#24 Premier League Points History

It’s finally nearing end of this current season, so I wanted to have a look at past league points totals to get some context for how this season is shaping up.

To do so, I’ve taken data from www.fbref.com for league tables for last 24 years of 38 game seasons in the Premier League. A jupyter notebook used to get the league tables and create the plots is in my GitHub here: https://github.com/ciaran-grant/premier_league_points

This post looks to investigate the following three questions:

  • How do points totals recently compare to early Premier League seasons?
  • What has happened to the gap between the champions and relegation survivors?
  • How many points do you tend to need to qualify for Europe recently?

History of Premier League Points

Looks like the top 6 have been getting more points recently at the expense of the bottom half. There are only a set number of points available across all teams, the more points the big boys get the less available for the lower teams.

Does this mean there is an increasing gap between the top teams and the rest? We’ve gone through several incarnations with a top 4, then top 6 and now arguably a top 2 with Liverpool and Manchester City.

Champions and Relegation Survival

Relegation survival has been calculated as one more point than the points achieved by 18th place for simplicity of not getting too picky about goal difference.

Only 4 times out of the 24 seasons has a team required 40 points to survive, whilst it seems around 35 will usually be enough to be safe. Of course you want to aim for more points, but this seems to bust the myth of 40 points required for survival, often less is sufficient.

The points required to become champions has increased, meaning the gap between champions and relegation survival has increased in recent years. 2016/17, 17/18, 18/19 have been 3 of the highest points totals ever, only Chelsea in 04/05 with 95 in between here.

Could just be recency bias, but Liverpool were on track for 100+ this year. They’re likely to actually get 95+ and it’s expected both Liverpool/City to get close to 90+ again next year. They’re making 90 points seem normal and is becoming the minimum to win now.

How about qualifying for Europe?

European Qualification

It’s not only the Champions that has seen a point inflation, and in line with the whole top 6 sweeping up more points looks like there’s more points required to qualify for both European competitions as well.

The last decade has seen a higher average points requirement for getting both Champions League and Europa League qualifications, with 70 points for Champions League and 60 points for Europa League.

Current Season Context

Champions Liverpool are on 93 points with 2 games left, and likely they will break 95. This will make the last 3 seasons the highest 3 totals ever by a Premier League Champion. They could still win the league this year with less points than last year (97) and be in the top 4 highest points scoring teams ever.

Champions League qualification looks like coming up short of the 70 points mark. Chelsea, Leicester and Manchester United all comfortably in Europe sitting above 60 points but all to play for with 2 games left. Will be a low bar for both European competitions this year.

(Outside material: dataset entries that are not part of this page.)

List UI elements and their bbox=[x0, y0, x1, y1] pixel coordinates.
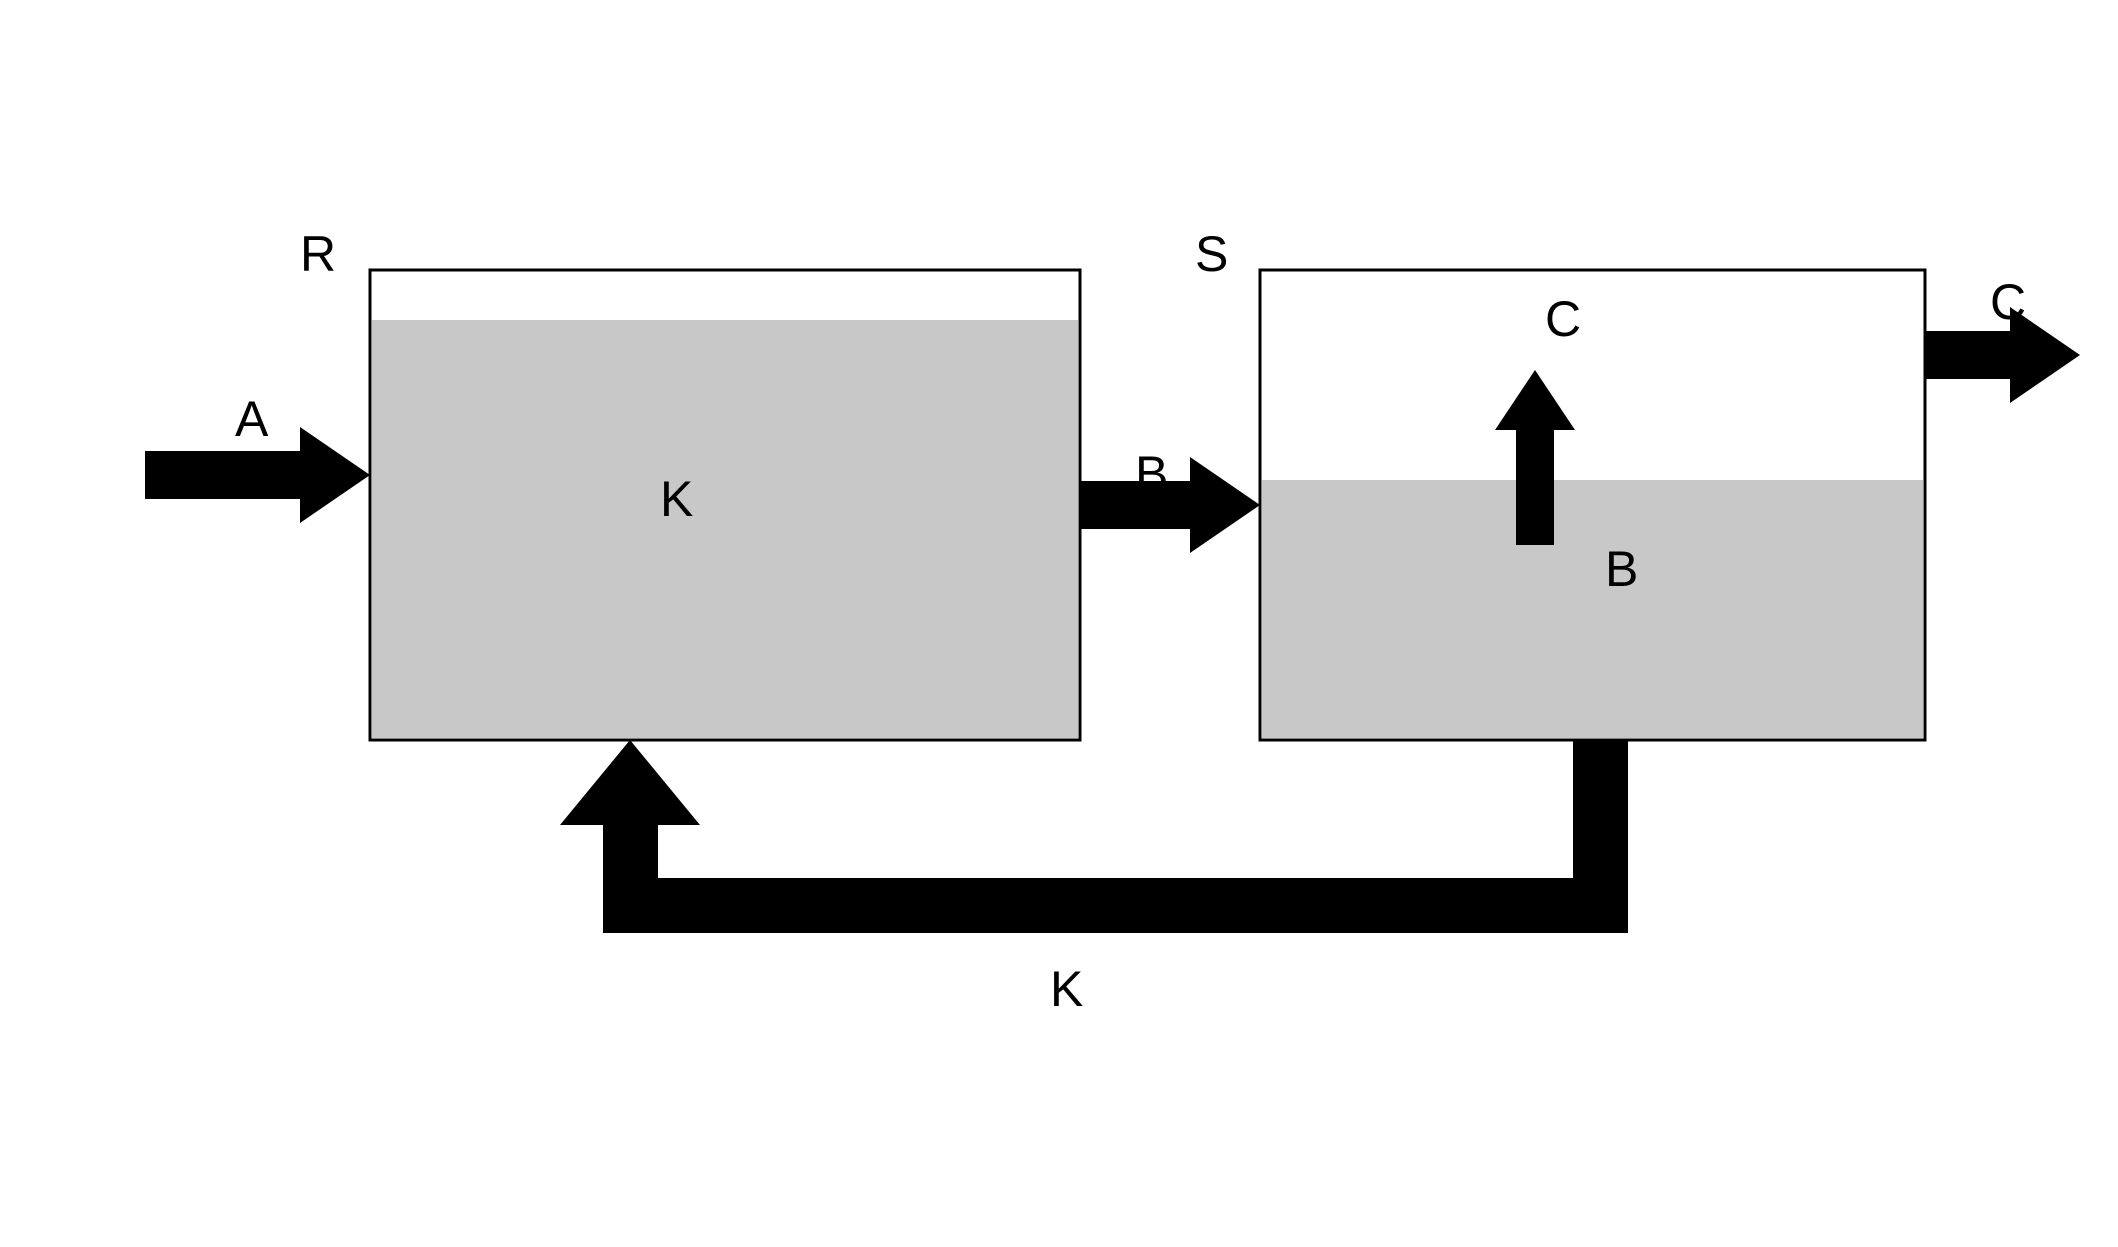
box-r bbox=[370, 270, 1080, 740]
label-k-box: K bbox=[660, 470, 693, 528]
label-b-mid: B bbox=[1135, 445, 1168, 503]
arrow-k-return bbox=[560, 740, 1628, 933]
label-k-bottom: K bbox=[1050, 960, 1083, 1018]
label-a: A bbox=[235, 390, 268, 448]
label-s: S bbox=[1195, 225, 1228, 283]
arrow-b-mid bbox=[1080, 457, 1260, 553]
label-b-box: B bbox=[1605, 540, 1638, 598]
process-flow-diagram bbox=[0, 0, 2118, 1247]
label-r: R bbox=[300, 225, 336, 283]
label-c-out: C bbox=[1990, 273, 2026, 331]
label-c-up: C bbox=[1545, 290, 1581, 348]
box-s bbox=[1260, 270, 1925, 740]
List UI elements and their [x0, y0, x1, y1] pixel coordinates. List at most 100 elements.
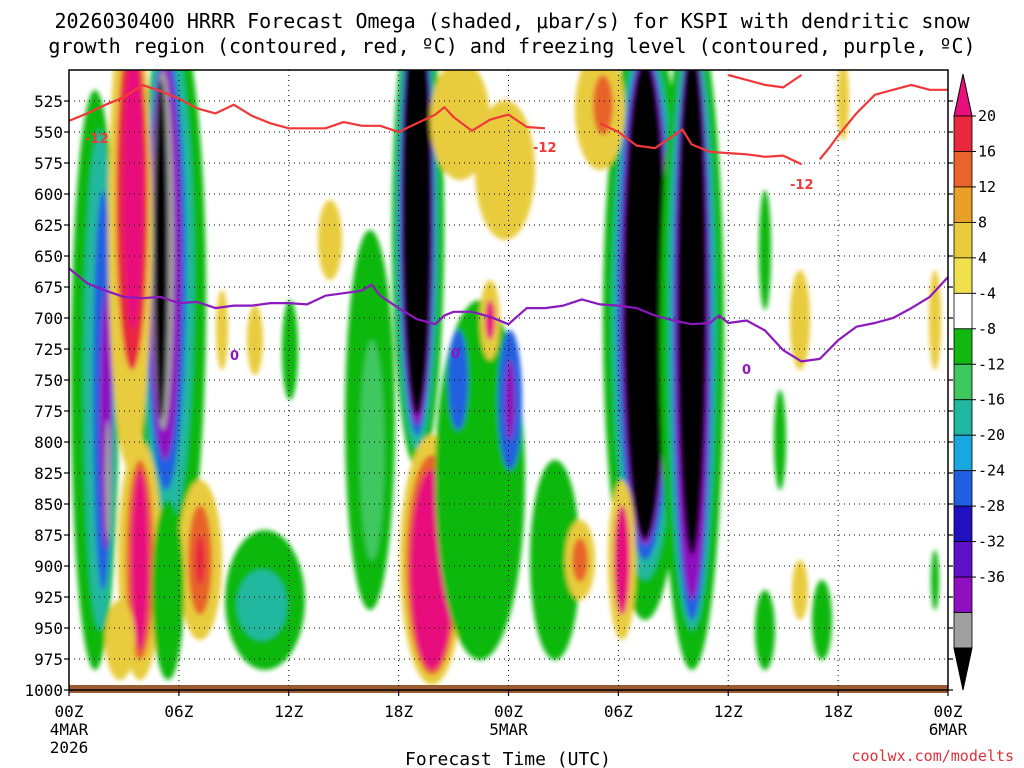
chart-title-line-2: growth region (contoured, red, ºC) and f…	[48, 34, 975, 58]
omega-blob	[152, 500, 184, 680]
colorbar-bottom-triangle	[953, 647, 973, 691]
x-tick-label: 18Z	[824, 702, 853, 721]
y-tick-label: 550	[34, 123, 63, 142]
grid	[69, 70, 948, 690]
x-tick-label: 12Z	[714, 702, 743, 721]
y-axis: 525 550 575 600 625 650 675 700 725 750 775 800 825 8…	[24, 92, 953, 700]
omega-blob	[195, 535, 205, 585]
omega-blob	[792, 560, 808, 620]
omega-blob	[530, 460, 580, 660]
colorbar-label: -32	[978, 533, 1005, 551]
y-tick-label: 900	[34, 557, 63, 576]
y-tick-label: 875	[34, 526, 63, 545]
colorbar-label: -8	[978, 320, 996, 338]
colorbar-top-triangle	[953, 73, 973, 117]
x-tick-label: 00Z	[494, 702, 523, 721]
y-tick-label: 950	[34, 619, 63, 638]
x-tick-label: 06Z	[604, 702, 633, 721]
colorbar-swatch	[953, 434, 973, 472]
contour-line	[69, 267, 948, 363]
y-tick-label: 650	[34, 247, 63, 266]
colorbar-label: 8	[978, 213, 987, 231]
x-date-label: 4MAR	[50, 720, 89, 739]
y-tick-label: 1000	[24, 681, 63, 700]
omega-blob	[929, 270, 941, 370]
omega-blob	[790, 270, 810, 370]
x-date-label: 6MAR	[929, 720, 968, 739]
y-tick-label: 625	[34, 216, 63, 235]
freezing-label: 0	[230, 349, 239, 364]
colorbar-swatch	[953, 363, 973, 401]
colorbar-swatch	[953, 115, 973, 152]
x-date-label: 5MAR	[489, 720, 528, 739]
colorbar-swatch	[953, 186, 973, 223]
freezing-label: 0	[742, 363, 751, 378]
freezing-label: 0	[451, 347, 460, 362]
x-tick-label: 18Z	[384, 702, 413, 721]
y-tick-label: 750	[34, 371, 63, 390]
x-axis-title: Forecast Time (UTC)	[405, 749, 611, 768]
y-tick-label: 600	[34, 185, 63, 204]
omega-blob	[593, 75, 613, 135]
colorbar-swatch	[953, 328, 973, 365]
omega-blob	[812, 580, 832, 660]
x-tick-label: 00Z	[55, 702, 84, 721]
colorbar-label: 4	[978, 249, 987, 267]
y-tick-label: 800	[34, 433, 63, 452]
colorbar-label: -16	[978, 391, 1005, 409]
colorbar-swatch	[953, 612, 973, 649]
colorbar-label: -24	[978, 462, 1005, 480]
colorbar-swatch	[953, 399, 973, 436]
omega-blob	[759, 190, 771, 310]
y-tick-label: 925	[34, 588, 63, 607]
colorbar-label: -20	[978, 426, 1005, 444]
colorbar-label: -12	[978, 355, 1005, 373]
credit-text: coolwx.com/modelts	[851, 747, 1014, 765]
omega-blob	[247, 305, 263, 375]
omega-blob	[837, 70, 849, 140]
colorbar-swatch	[953, 576, 973, 613]
y-tick-label: 525	[34, 92, 63, 111]
omega-blob	[131, 470, 149, 650]
omega-blob	[931, 550, 939, 610]
contour-labels: -12 -12 -12 0 0 0	[85, 132, 814, 378]
colorbar-label: -28	[978, 497, 1005, 515]
omega-blob	[485, 300, 495, 340]
colorbar-swatch	[953, 257, 973, 294]
y-tick-label: 700	[34, 309, 63, 328]
omega-blob	[360, 340, 384, 560]
y-tick-label: 725	[34, 340, 63, 359]
omega-blob	[505, 360, 515, 440]
x-tick-label: 00Z	[934, 702, 963, 721]
omega-blob	[282, 300, 298, 400]
x-tick-label: 12Z	[274, 702, 303, 721]
x-tick-label: 06Z	[164, 702, 193, 721]
colorbar-label: 12	[978, 178, 996, 196]
colorbar-label: -4	[978, 284, 996, 302]
omega-blob	[216, 290, 228, 370]
contours	[69, 73, 948, 363]
omega-blob	[677, 70, 707, 555]
colorbar: 20 16 12 8 4 -4 -8 -12 -16 -20 -24 -28 -32 -36	[953, 73, 1005, 691]
dgz-label: -12	[85, 132, 109, 147]
y-tick-label: 575	[34, 154, 63, 173]
y-tick-label: 975	[34, 650, 63, 669]
chart-title-line-1: 2026030400 HRRR Forecast Omega (shaded, …	[54, 9, 970, 33]
colorbar-swatch	[953, 470, 973, 507]
y-tick-label: 825	[34, 464, 63, 483]
colorbar-swatch	[953, 505, 973, 542]
omega-blob	[475, 100, 535, 240]
contour-line	[69, 83, 546, 134]
omega-blob	[402, 70, 432, 415]
colorbar-swatch	[953, 292, 973, 330]
x-year-label: 2026	[50, 738, 89, 757]
colorbar-swatch	[953, 151, 973, 188]
y-tick-label: 675	[34, 278, 63, 297]
colorbar-swatch	[953, 221, 973, 259]
omega-blob	[572, 538, 588, 582]
colorbar-label: 16	[978, 142, 996, 160]
omega-blob	[614, 505, 630, 615]
colorbar-swatch	[953, 541, 973, 578]
ground-strip	[69, 685, 948, 693]
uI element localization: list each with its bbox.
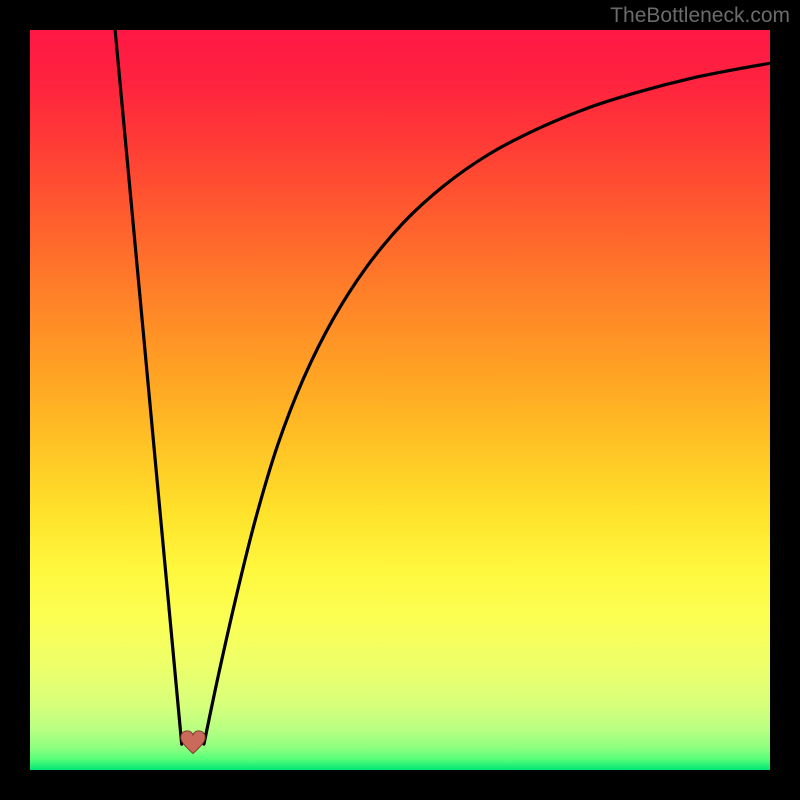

As for relegation survival, Bournemouth and Aston Villa both sit on 31 points with 2 games left. If things stay as they are, 32 points required for survival is the lowest since 09/10 where 31 points were needed. That year 40 points would’ve been good enough to finish 14th, this year 40 points looks good for 15th.

Final Thoughts

This season seems to be getting stretched by how ridiculously good Liverpool have been for 90% of the season, subconsciously or otherwise taking their foot off the gas once the title was wrapped up. Apart from prime Messi/Ronaldo Barcelona and Real Madrid teams, I wouldn’t expect many teams even get above 90 points, let alone dream of nearing 100.

Are these points totals also consistent across other 38 game seasons in France, Italy and Spain? How does this change when you consider Germany’s 34 game season or the 46 game seasons in the Football League?